Garçons et filles se sont dévêtus, gardant le strict minimum, avec cependant un
salut «fessier» aux caméras des nombreuses télés nationales et étrangères
venues couvrir «l'étrange» manifestation des jeunes Belges. L'occasion était
historique : les hommes politiques belges venaient de battre le record du monde
d'un pays sans gouvernement en franchissant le cap des 249 jours. Ils ont
détrôné les Irakiens détenteurs, jusque-là, de ce record. Les Belges ne l'ont pas
cherché, à proprement dire. Que du contraire ! Ils ont tenté et prévenu, ces
dernières semaines, les vainqueurs des élections engagées dans une interminable
négociation, qui perdure, pour la formation d'un gouvernement. Cela a commencé
en janvier par l'appel lancé sur facebook (décidément !) de cinq jeunes et qui
a fini en moins d'une semaine à rassembler près de 40.000 manifestants de tous
âges à Bruxelles. Ensuite, il y eut l'appel à la grève du rasage de barbes pour
les hommes jusqu'à la «naissance d'un gouvernement» lancé par le très populaire
acteur de comédie, Benoît Poeolvoorde. Puis, il y eut enfin cette députée
flamande qui mit sa popularité au service de la cause : elle a appelé, devant
les caméras de télévisions, les épouses des hommes politiques engagés dans les
négociations pour la formation d'un gouvernement, à une grève du sexe.
Autrement dit, de s'abstenir à
satisfaire les demandes et pulsions charnelles de leurs époux. Ces «histoires»
belges, pour délurées et surréalistes qu'elles paraissent, ne traduisent pas
moins une vérité politique : la vie en démocratie et ce qu'elle offre comme
alternatives à la…violence dans la revendication d'un droit légitime des
peuples. Que devons nous y penser chez nous ? En rire ? Aussi et c'est fait
pour ; mais cela devrait nous pousser à méditer sur notre sort fait de
violence, de larmes et de sang à chaque fois que l'on ose revendiquer le droit,
la justice sociale ou une bouffée de liberté. Et si on adoptait la démocratie
pour changer nos misères et nos violences en manifestations de joie et fête ?
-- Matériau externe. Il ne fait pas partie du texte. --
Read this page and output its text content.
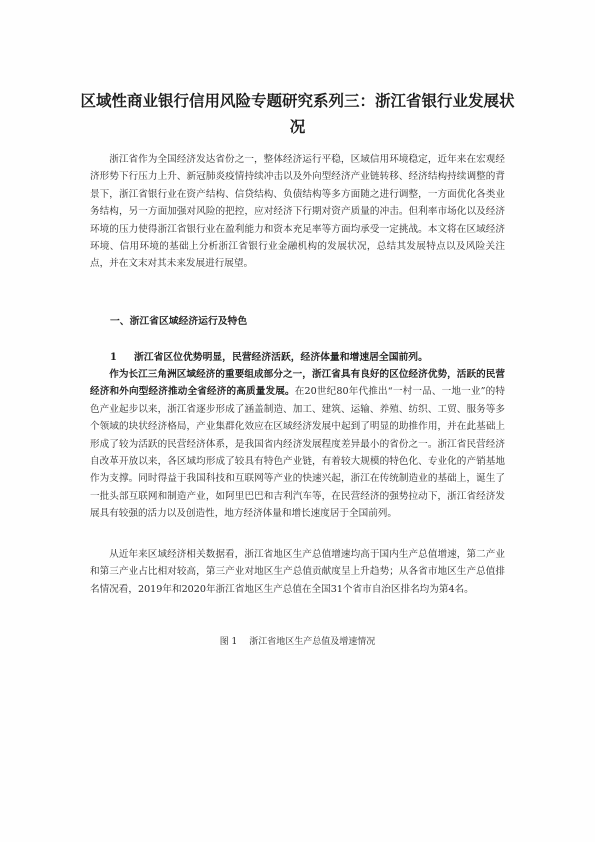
区域性商业银行信用风险专题研究系列三：浙江省银行业发展状况

浙江省作为全国经济发达省份之一，整体经济运行平稳，区域信用环境稳定，近年来在宏观经济形势下行压力上升、新冠肺炎疫情持续冲击以及外向型经济产业链转移、经济结构持续调整的背景下，浙江省银行业在资产结构、信贷结构、负债结构等多方面随之进行调整，一方面优化各类业务结构，另一方面加强对风险的把控，应对经济下行期对资产质量的冲击。但利率市场化以及经济环境的压力使得浙江省银行业在盈利能力和资本充足率等方面均承受一定挑战。本文将在区域经济环境、信用环境的基础上分析浙江省银行业金融机构的发展状况，总结其发展特点以及风险关注点，并在文末对其未来发展进行展望。

一、浙江省区域经济运行及特色
1 浙江省区位优势明显，民营经济活跃，经济体量和增速居全国前列。

作为长江三角洲区域经济的重要组成部分之一，浙江省具有良好的区位经济优势，活跃的民营经济和外向型经济推动全省经济的高质量发展。在20世纪80年代推出“一村一品、一地一业”的特色产业起步以来，浙江省逐步形成了涵盖制造、加工、建筑、运输、养殖、纺织、工贸、服务等多个领域的块状经济格局，产业集群化效应在区域经济发展中起到了明显的助推作用，并在此基础上形成了较为活跃的民营经济体系，是我国省内经济发展程度差异最小的省份之一。浙江省民营经济自改革开放以来，各区域均形成了较具有特色产业链，有着较大规模的特色化、专业化的产销基地作为支撑。同时得益于我国科技和互联网等产业的快速兴起，浙江在传统制造业的基础上，诞生了一批头部互联网和制造产业，如阿里巴巴和吉利汽车等，在民营经济的强势拉动下，浙江省经济发展具有较强的活力以及创造性，地方经济体量和增长速度居于全国前列。

从近年来区域经济相关数据看，浙江省地区生产总值增速均高于国内生产总值增速，第二产业和第三产业占比相对较高，第三产业对地区生产总值贡献度呈上升趋势；从各省市地区生产总值排名情况看，2019年和2020年浙江省地区生产总值在全国31个省市自治区排名均为第4名。

图 1 浙江省地区生产总值及增速情况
Est-ce si impossible que cela ? Pourtant, la Belgique, ce sont trois langues
dont deux officielles (français et néerlandais); aucune ressource minière ; 10
millions d'habitants et plus de 120 nationalités différentes vivant dans la
capitale Bruxelles qui compte 1, 2 million d'habitants ! Pour dire qu'il suffit
de jouer d'intelligence, de créativité et de tolérance pour qu'un pays soit et
compte dans le concert des nations. Bruxelles est capitale de l'Europe, siège
de l'Otan et de bien d'autres organisations internationales. Bientôt 9 mois
sans gouvernement et aucune dégradation des Agences bancaires de notations. 9
mois, le délai de gestation d'un bébé, et aucune crise sociale ou économique
pour le peuple belge. Le gouvernement en affaires courantes a eu à gérer la
présidence tournante de l'UE durant le dernier semestre : il s'en est acquitté
avec des félicitations. Ce sont encore là, les plus-values de tout système
démocratique.
La «révolution de la frite» n'est
pas un simple «gag» politique ou une plaisanterie d'adolescents. C'est un clin
d'Å“il au brasier qui couve l'huile bouillante qu'il faut pour faire cuire une
frite comme il se doit. Les scientifiques ont classé dans la famille des
«solanacées» la pomme de terre qui fait la frite, en référence au taux de sel
qu'elle peut contenir, et lorsqu'elle est douce, elle devient patate et rejoint
la famille des «convolvulacées», au regard du sucre qu'elle contient. Les
Belges ont le choix : salée ou sucrée, la révolution ?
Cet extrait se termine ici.